Platforms are blocking independent researchers from investigating deepfakes
Sora and other platforms are proliferating content at an unprecedented speed, but researchers are unable to investigate how the content is reaching or impacting people.
Hello from Lisbon, where I’m representing Hard Reset at the Web Summit this year. I have so many thoughts marinating about everyone’s blind sprint to adopt AI as well as the friction between human culture and AI, but I’m still here and processing, so I’ll fill you in with a full dispatch later.
I just had a conversation with Brandi Geurkink, executive director at the Coalition for Independent Tech Research. They work with independent researchers across academia, journalism, and civil society to challenge the tech industry’s resistance to research in the public interest.

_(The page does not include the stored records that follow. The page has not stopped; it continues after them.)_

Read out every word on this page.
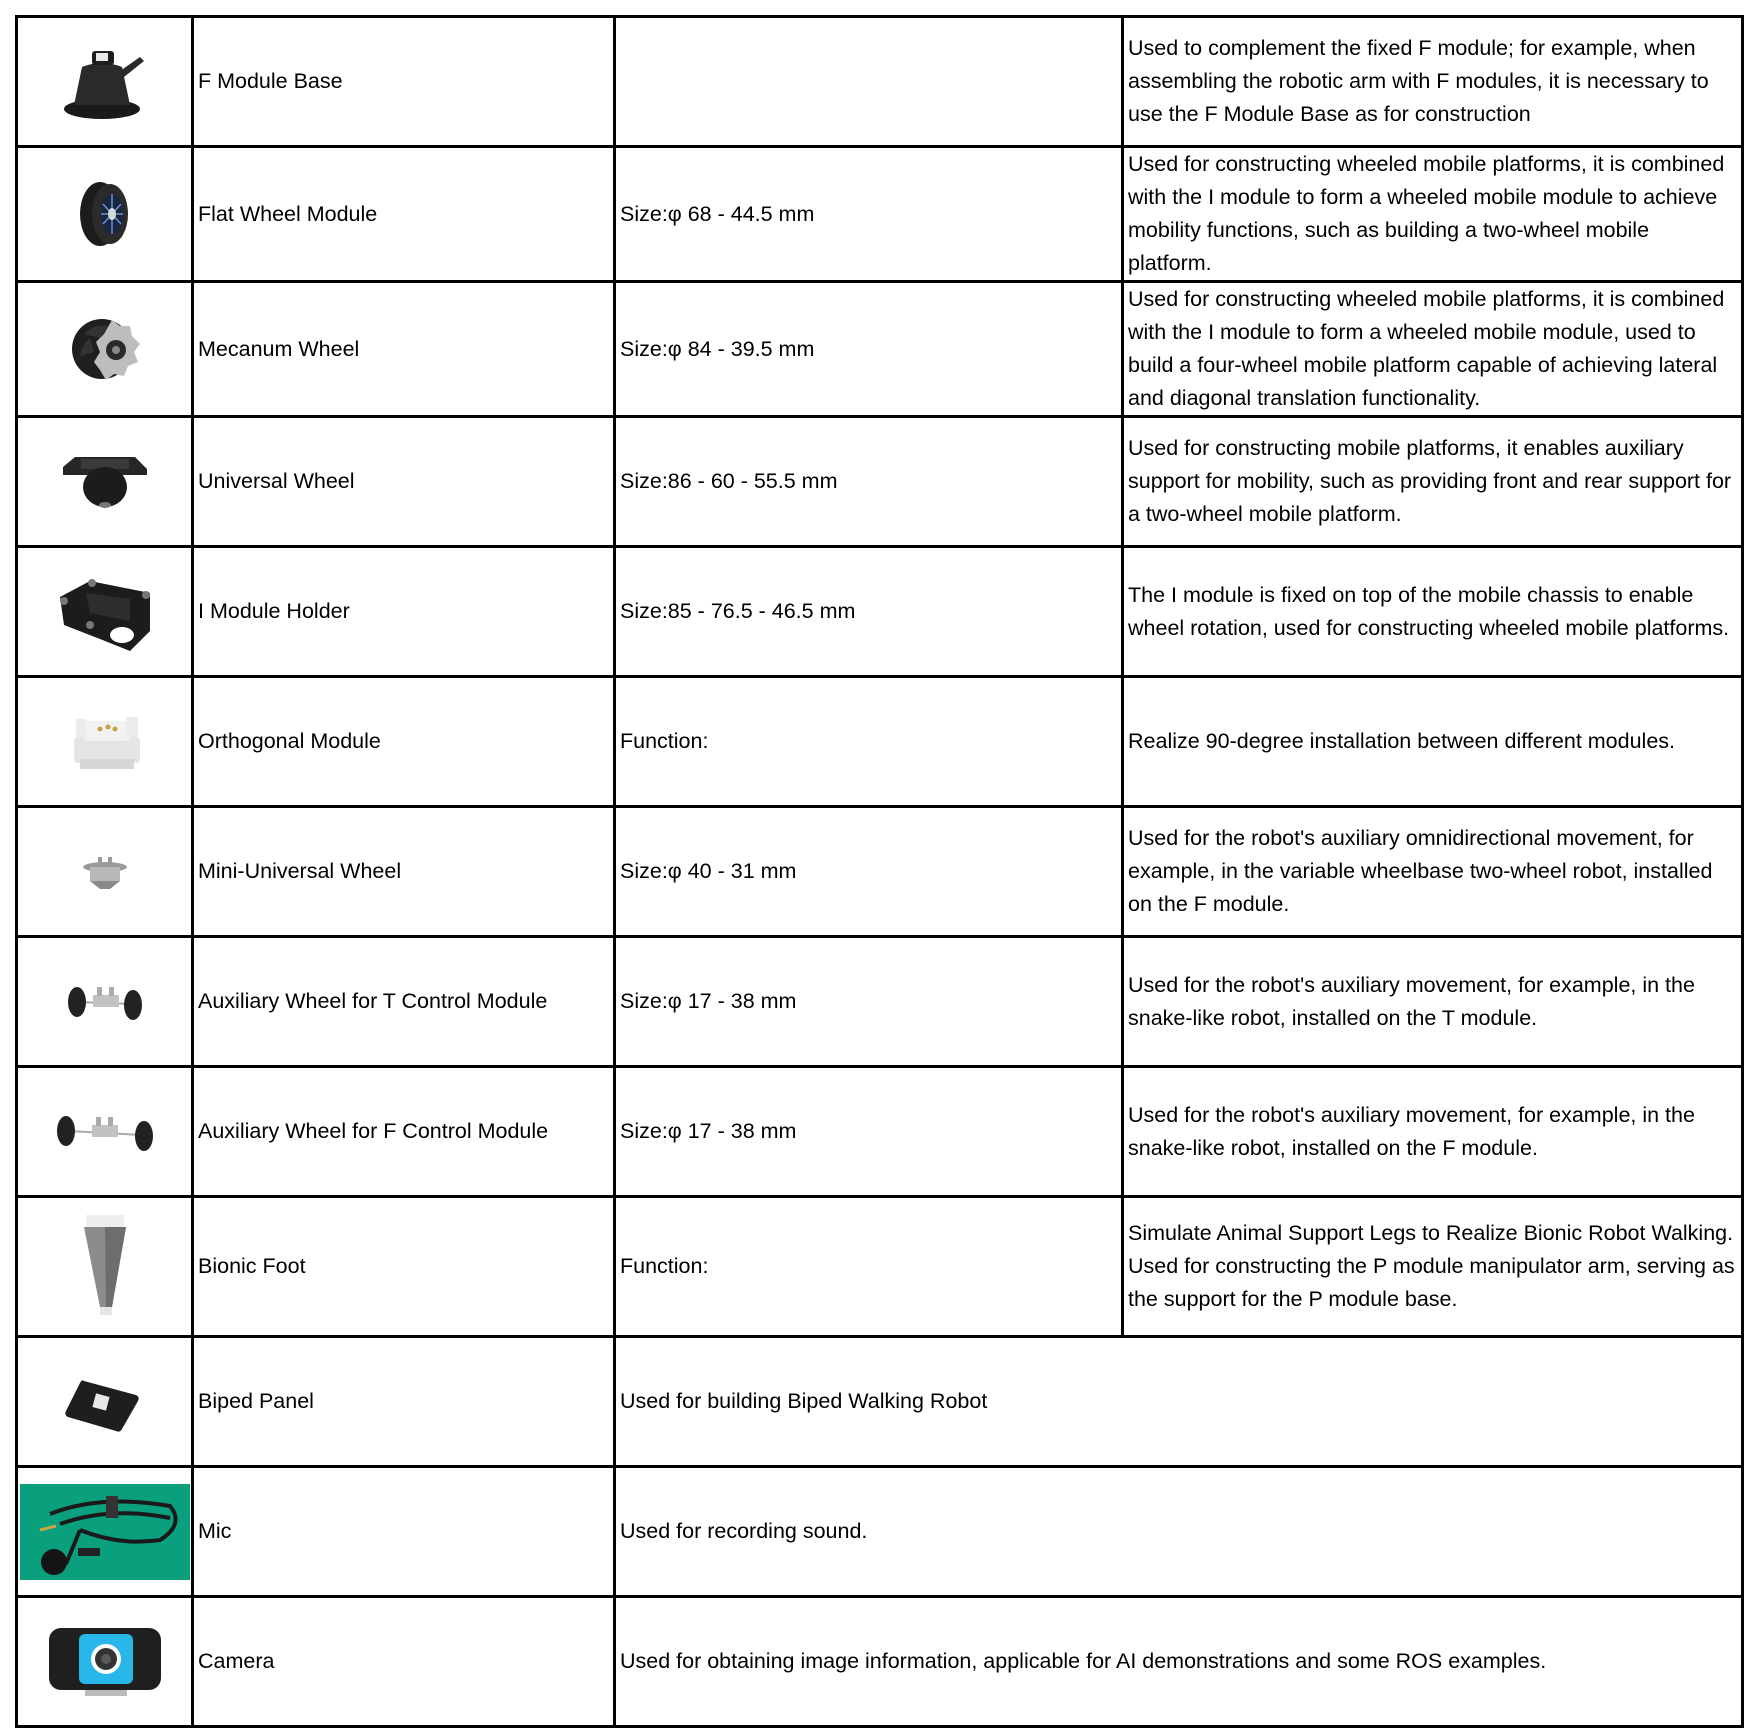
	F Module Base		Used to complement the fixed F module; for example, when assembling the robotic arm with F modules, it is necessary to use the F Module Base as for construction

	Flat Wheel Module	Size:φ 68 - 44.5 mm	Used for constructing wheeled mobile platforms, it is combined with the I module to form a wheeled mobile module to achieve mobility functions, such as building a two-wheel mobile platform.

	Mecanum Wheel	Size:φ 84 - 39.5 mm	Used for constructing wheeled mobile platforms, it is combined with the I module to form a wheeled mobile module, used to build a four-wheel mobile platform capable of achieving lateral and diagonal translation functionality.

	Universal Wheel	Size:86 - 60 - 55.5 mm	Used for constructing mobile platforms, it enables auxiliary support for mobility, such as providing front and rear support for a two-wheel mobile platform.

	I Module Holder	Size:85 - 76.5 - 46.5 mm	The I module is fixed on top of the mobile chassis to enable wheel rotation, used for constructing wheeled mobile platforms.

	Orthogonal Module	Function:	Realize 90-degree installation between different modules.

	Mini-Universal Wheel	Size:φ 40 - 31 mm	Used for the robot's auxiliary omnidirectional movement, for example, in the variable wheelbase two-wheel robot, installed on the F module.

	Auxiliary Wheel for T Control Module	Size:φ 17 - 38 mm	Used for the robot's auxiliary movement, for example, in the snake-like robot, installed on the T module.

	Auxiliary Wheel for F Control Module	Size:φ 17 - 38 mm	Used for the robot's auxiliary movement, for example, in the snake-like robot, installed on the F module.

	Bionic Foot	Function:	Simulate Animal Support Legs to Realize Bionic Robot Walking.
Used for constructing the P module manipulator arm, serving as the support for the P module base.

	Biped Panel	Used for building Biped Walking Robot	

	Mic	Used for recording sound.	

	Camera	Used for obtaining image information, applicable for AI demonstrations and some ROS examples.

As we know, reality online—and subsequently offline—is becoming murkier by the second. Trust and safety teams and human content moderators have been gutted or paid pennies, and regulators in America have been unable to bring forward meaningful policy change around privacy, the data accumulation schemes to train AI models, and the proliferation of unsafe content.
And now the floodgates are open. With the recent entry of OpenAI’s video generation tool Sora, many versions of visual and audio reality are possible, and chaos may reign. For instance, a few weeks ago, a conservative preacher criticizing billionaires went viral on TikTok, only to then be identified as a Sora deepfake. The latest iteration of Sora (Sora 2) is only available in a few countries, and OpenAI claims they are cracking down on deepfakes following concerns raised by actor Bryan Cranston. But that’s of little solace to journalist Chris Stokel-Walker, who has been teaching people for years how to spot a fake, and says that Sora 2 is a “godsend” for people who want to muddy what is true on the web.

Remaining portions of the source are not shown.